Ci dica qualcosa in più sul Sud. 
«Per me il Sud è una riserva di valore del Paese e come se noi avessimo dei giacimenti da scoprire, un potenziale solo in parte utilizzato ma proprio per questo sappiamo che ne abbiamo ancora. E vista anche la necessità dell’intera Nazione di crescere, questa riserva di valore è ancora più importante, e va estratta. Per farlo servono competenze e sui mercati internazionali non è come nello sport dove l’importante è partecipare, li o si vince o si perde. Sul mercato dei capitali per vincere serve avere specialità strategiche.
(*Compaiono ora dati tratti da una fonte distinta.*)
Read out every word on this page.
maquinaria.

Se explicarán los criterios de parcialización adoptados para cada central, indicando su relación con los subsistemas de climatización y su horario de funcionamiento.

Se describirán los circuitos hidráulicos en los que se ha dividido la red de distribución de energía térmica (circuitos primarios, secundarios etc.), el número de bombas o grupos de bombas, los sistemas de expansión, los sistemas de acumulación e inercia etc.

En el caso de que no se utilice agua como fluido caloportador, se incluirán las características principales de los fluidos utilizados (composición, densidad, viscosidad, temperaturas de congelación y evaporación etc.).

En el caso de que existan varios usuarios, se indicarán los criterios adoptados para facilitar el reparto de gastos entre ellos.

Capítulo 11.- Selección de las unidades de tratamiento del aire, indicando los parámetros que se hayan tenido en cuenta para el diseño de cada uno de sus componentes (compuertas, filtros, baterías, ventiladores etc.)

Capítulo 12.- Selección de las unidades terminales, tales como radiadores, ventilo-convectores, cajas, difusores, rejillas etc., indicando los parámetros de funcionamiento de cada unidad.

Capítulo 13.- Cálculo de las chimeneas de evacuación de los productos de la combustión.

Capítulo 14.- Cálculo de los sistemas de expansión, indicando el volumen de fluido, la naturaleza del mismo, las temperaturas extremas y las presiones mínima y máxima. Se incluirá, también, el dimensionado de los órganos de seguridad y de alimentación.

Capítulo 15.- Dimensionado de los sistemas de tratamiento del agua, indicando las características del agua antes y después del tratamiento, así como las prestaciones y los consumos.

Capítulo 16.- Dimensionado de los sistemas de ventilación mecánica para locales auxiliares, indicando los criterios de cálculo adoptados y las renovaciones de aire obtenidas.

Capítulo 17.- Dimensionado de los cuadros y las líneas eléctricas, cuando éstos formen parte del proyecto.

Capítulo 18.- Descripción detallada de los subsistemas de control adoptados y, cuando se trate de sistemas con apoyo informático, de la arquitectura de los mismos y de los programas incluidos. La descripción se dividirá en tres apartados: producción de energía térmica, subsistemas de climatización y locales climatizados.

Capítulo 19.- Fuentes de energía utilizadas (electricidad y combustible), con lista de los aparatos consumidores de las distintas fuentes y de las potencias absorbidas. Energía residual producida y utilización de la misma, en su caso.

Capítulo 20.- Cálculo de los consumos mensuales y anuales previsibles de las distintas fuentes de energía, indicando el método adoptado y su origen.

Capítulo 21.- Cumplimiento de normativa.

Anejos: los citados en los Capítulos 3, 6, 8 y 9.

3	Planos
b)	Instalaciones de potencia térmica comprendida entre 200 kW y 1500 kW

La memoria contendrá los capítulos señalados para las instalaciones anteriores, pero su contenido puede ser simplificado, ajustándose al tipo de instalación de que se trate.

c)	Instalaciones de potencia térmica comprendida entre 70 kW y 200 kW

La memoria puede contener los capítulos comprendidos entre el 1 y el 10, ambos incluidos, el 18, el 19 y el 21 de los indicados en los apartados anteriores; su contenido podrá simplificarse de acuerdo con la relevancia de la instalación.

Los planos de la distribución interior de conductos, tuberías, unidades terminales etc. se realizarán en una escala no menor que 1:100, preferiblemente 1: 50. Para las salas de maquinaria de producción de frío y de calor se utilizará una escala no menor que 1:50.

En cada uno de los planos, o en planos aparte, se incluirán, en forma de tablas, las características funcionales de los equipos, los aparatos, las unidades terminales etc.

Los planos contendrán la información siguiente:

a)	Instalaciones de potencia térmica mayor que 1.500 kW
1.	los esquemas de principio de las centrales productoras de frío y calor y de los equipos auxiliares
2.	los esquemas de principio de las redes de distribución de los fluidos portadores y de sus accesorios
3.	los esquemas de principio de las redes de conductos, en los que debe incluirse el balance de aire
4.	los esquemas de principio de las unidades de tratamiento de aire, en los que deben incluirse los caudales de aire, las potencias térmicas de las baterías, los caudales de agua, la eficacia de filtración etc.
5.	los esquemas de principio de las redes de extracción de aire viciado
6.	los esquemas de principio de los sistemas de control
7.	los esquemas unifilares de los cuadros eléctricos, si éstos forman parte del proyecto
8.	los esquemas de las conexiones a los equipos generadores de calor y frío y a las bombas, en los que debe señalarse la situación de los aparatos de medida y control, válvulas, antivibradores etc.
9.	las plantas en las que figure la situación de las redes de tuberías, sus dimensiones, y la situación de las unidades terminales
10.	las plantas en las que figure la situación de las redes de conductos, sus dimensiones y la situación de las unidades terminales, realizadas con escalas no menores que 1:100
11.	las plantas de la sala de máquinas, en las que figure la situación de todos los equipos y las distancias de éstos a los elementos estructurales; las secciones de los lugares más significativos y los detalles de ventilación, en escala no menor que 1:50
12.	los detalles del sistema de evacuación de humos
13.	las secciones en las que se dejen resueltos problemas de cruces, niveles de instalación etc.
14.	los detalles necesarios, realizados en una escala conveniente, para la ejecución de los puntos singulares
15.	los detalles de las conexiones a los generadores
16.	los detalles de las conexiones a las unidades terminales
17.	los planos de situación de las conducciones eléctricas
È la finanza che fa girare il mondo perché l’idea o il progetto può essere anche bello, ma se non ci monta sopra la finanza resterà sempre e solo un’idea o un progetto».

Secondo lei a Napoli e al Sud servirebbe un’agenzia per lo sviluppo? 
«Invimit può fare questo mestiere perché da noi il percorso si chiude quando arriva il bonifico. Quando abbiamo incassato. Noi non siamo una agenzia ma molto di più. Siamo intermediari finanziari, facciamo affluire le risorse sul Paese».

In questo senso il Fondo Napoli in seno a Invimit è un veicolo per attrarre risorse e capitali? 
«Siamo work in progress, ed è il veicolo giusto per Napoli. Prendiamo - per esempio - Bagnoli: la metti nel Fondo e poi ci monti il progetto a quel punto capisci la redditività, quanti soldi servono e si va sul mercato a cercarli. E poi vendi le quote del Fondo non Bagnoli. Chi acquista mette soldi perché poi vuole la sua redditività. È un approccio completamente diverso da quello tradizionale, specialmente quando la posta in gioco è alta e si cercano capitali importanti, risorse che altrimenti non arriverebbero».

E la parte pubblica a questo punto che ruolo avrebbe? Sembrerebbe addirittura secondaria per importanza non trova? 
«Oggi il Paese fa ricorso al debito perché tutti chiedono contributi a fondo perduto, prima di tutto si chiede allo Stato. Invece io sogno che si possa fare un Pnrr con capitali di investimento pubblici e privati e non solo contributi perché il contributo è debito e noi dobbiamo abbassare la quota del debito è questo il lavoro che stiamo facendo. I Sindaci possono promuovere gli investimenti sul loro territorio, ma poi quando ci si siede al tavolo con gli investitori bisogna avere una struttura del progetto, finanziaria, legale che sia coerente con quello che il mercato dei capitali fa. Non è il sindaco che deve trovare gli investitori, ma siamo noi che dovremmo supportarlo come intermediari finanziari. L’evento con i Sauditi è stato il primo passo di un percorso di avvicinamento al mercato dei capitali e ha dimostrato che Napoli e la Campania hanno i fondamentali giusti, non solo per i Sauditi. Ora bisogna trasformare tutto questo in un percorso, dove l’obiettivo è chiaro, trovare risorse economiche aggiuntive di qualità, e siamo partiti dai migliori al mondo».